También la distancia es un estado mental, una obsesión por las memorias de otros lugares y otros tiempos que nos pertenecen de alguna manera, ya sea porque fuimos (o somos) parte de ellos o porque un fragmento perdido de la granada arrojada en esos tiempos y lugares se nos ha incrustado en el pecho. A mí, por ejemplo, me pasa cuando escucho a Al Bowley, que los 30’s se me pintan como la mejor época. Y así, cada uno tiene su época preferida.
Pero, ¿habría quien desee vivir realmente en el ensueño del tiempo pasado que al final se tornará presente, matando toda la magia? Allan Stewart Königsberg lo explora en su película más reciente Midnight in Paris, (2011), llevándonos de nuestro año a la década de los 20’s, y de ahí a la Belle Époque.
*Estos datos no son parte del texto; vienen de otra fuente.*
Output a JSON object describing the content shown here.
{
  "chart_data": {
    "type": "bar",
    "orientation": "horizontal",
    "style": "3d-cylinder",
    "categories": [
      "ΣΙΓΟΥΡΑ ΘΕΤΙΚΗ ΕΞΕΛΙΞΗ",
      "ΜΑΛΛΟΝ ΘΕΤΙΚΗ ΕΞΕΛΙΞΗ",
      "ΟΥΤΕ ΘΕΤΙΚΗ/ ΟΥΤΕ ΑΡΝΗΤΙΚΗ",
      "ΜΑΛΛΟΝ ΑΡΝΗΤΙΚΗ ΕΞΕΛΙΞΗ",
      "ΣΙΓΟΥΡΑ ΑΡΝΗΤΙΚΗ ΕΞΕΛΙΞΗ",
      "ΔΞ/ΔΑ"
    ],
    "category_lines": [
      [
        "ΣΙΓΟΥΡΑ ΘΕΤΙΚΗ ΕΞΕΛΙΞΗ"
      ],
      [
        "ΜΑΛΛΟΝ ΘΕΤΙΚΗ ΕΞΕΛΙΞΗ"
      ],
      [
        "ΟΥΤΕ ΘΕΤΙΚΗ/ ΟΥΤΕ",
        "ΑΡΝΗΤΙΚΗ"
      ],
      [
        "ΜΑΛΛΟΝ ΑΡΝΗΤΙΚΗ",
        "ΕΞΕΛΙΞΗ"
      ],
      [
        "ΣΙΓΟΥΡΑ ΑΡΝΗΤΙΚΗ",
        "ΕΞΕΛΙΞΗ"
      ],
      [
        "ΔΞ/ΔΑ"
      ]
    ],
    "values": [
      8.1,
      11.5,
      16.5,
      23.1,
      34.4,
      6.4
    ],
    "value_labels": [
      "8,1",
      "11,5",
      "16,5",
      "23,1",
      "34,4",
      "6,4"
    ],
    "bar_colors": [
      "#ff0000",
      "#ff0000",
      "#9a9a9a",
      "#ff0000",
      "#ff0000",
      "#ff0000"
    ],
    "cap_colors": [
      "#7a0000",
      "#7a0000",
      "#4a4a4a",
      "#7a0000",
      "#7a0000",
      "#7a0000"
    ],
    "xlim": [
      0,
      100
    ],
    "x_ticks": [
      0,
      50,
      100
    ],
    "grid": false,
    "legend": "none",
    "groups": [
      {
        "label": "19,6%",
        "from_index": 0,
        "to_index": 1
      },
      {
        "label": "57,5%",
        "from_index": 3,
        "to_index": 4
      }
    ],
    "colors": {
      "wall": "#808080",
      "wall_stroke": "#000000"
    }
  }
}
La historia es, como muchas de sus historias, protagonizada por un escritor, Gil, que busca incesante el perfeccionamiento de sus creaciones de las que cada vez se siente más frustrado. Gil viaja a París junto con sus suegros y su prometida, Inez, para relajarse unos días e inspirarse para terminar su primera novela. Una noche después de una degustación de vinos, intenta regresar solo al hotel, pero se pierde y unos extraños lo invitan a subir a su auto. A partir de ese momento Gil tendrá dos vidas, una que se desarrolla por el día en el mundo que le pertenece y una completamente nocturna en un París que se deleita con la voz en vivo de Cole Porter y las extravagancias de Dalí, el mundo que Gil hubiese querido vivir.
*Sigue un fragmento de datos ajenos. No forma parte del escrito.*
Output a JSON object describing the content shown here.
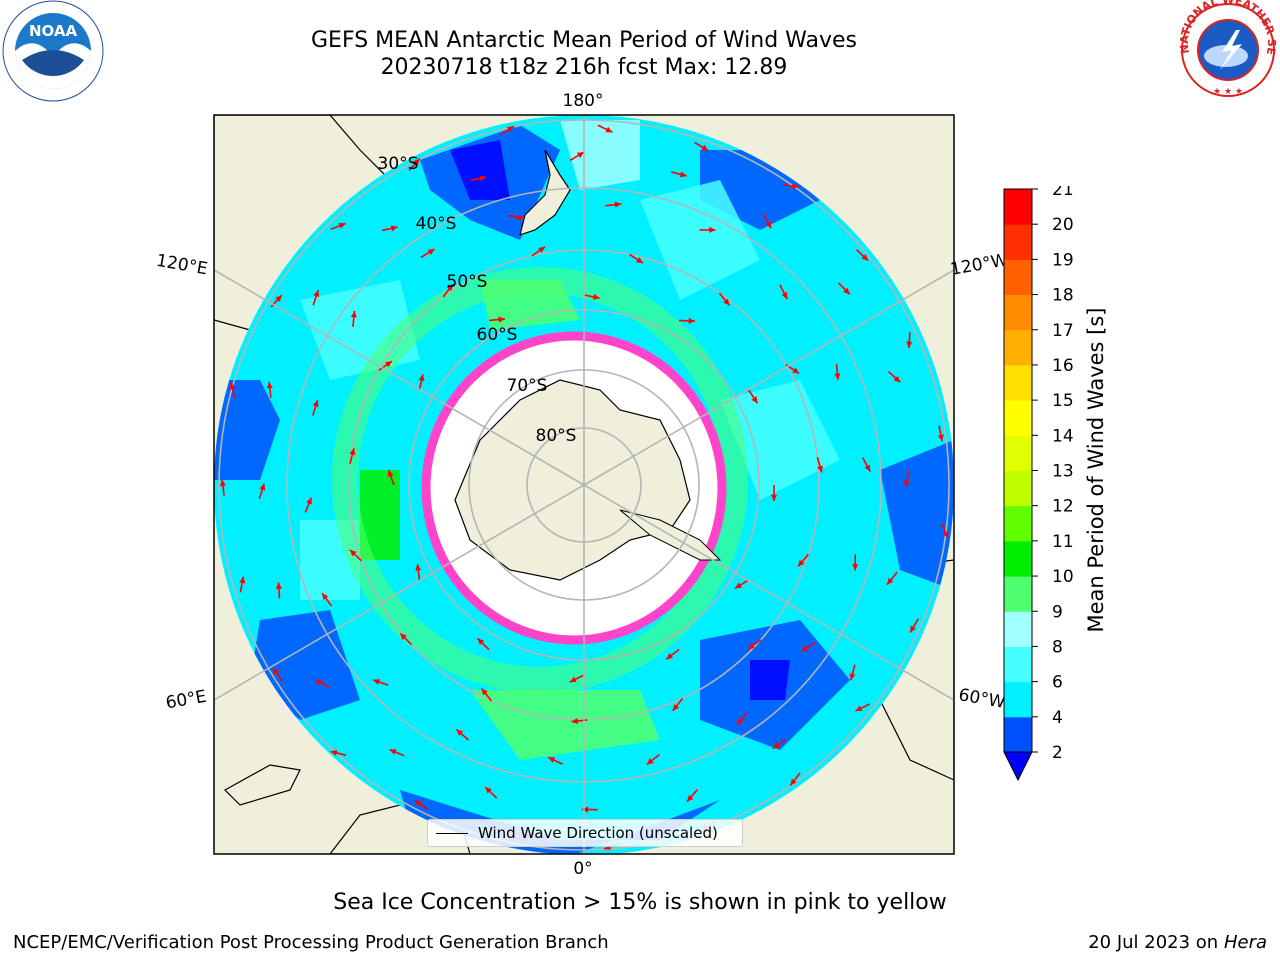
{
  "header": {
    "title_line1": "GEFS MEAN Antarctic Mean Period of Wind Waves",
    "title_line2": "20230718 t18z 216h fcst   Max: 12.89"
  },
  "logos": {
    "left": "noaa-logo",
    "right": "national-weather-service-logo",
    "left_text": "NOAA",
    "right_text": "NATIONAL WEATHER SERVICE"
  },
  "map": {
    "projection": "south-polar-stereographic",
    "longitude_labels": [
      "180°",
      "120°E",
      "120°W",
      "60°E",
      "60°W",
      "0°"
    ],
    "latitude_labels": [
      "30°S",
      "40°S",
      "50°S",
      "60°S",
      "70°S",
      "80°S"
    ],
    "land_color": "#efefdb",
    "ice_color": "#ff44cc",
    "arrow_color": "#ff0000"
  },
  "colorbar": {
    "label": "Mean Period of Wind Waves [s]",
    "ticks": [
      "2",
      "4",
      "6",
      "8",
      "9",
      "10",
      "11",
      "12",
      "13",
      "14",
      "15",
      "16",
      "17",
      "18",
      "19",
      "20",
      "21"
    ],
    "colors": [
      "#0050ff",
      "#00f0ff",
      "#45ffff",
      "#a0ffff",
      "#50ff70",
      "#00ee00",
      "#60ff00",
      "#c0ff00",
      "#e0ff00",
      "#ffff00",
      "#ffe000",
      "#ffb000",
      "#ff8c00",
      "#ff6000",
      "#ff3000",
      "#ff0000"
    ],
    "extend_color": "#0000ff"
  },
  "legend": {
    "label": "Wind Wave Direction (unscaled)"
  },
  "notes": {
    "ice": "Sea Ice Concentration > 15% is shown in pink to yellow"
  },
  "footer": {
    "left": "NCEP/EMC/Verification Post Processing Product Generation Branch",
    "date": "20 Jul 2023 on",
    "machine": "Hera"
  }
}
Woody Allen (Sí, Königsberg es Allen, o más bien Allen es Königsberg) nos muestra la caída en el abismo del tiempo por influencia del hechizo que es la distancia.
Con fulminante humor y drama, esta cinta se asoma a los procesos neuróticos que nos hacen creer en el pasado como en una ‘edad de oro’ y enfrascarnos en ese ideal mientras que la vida se nos va sin remedio, sin reconocerla siquiera por el destello de sus luces, luces iguales a las que de noche forman la ciudad, sea París, sea cualquier ciudad.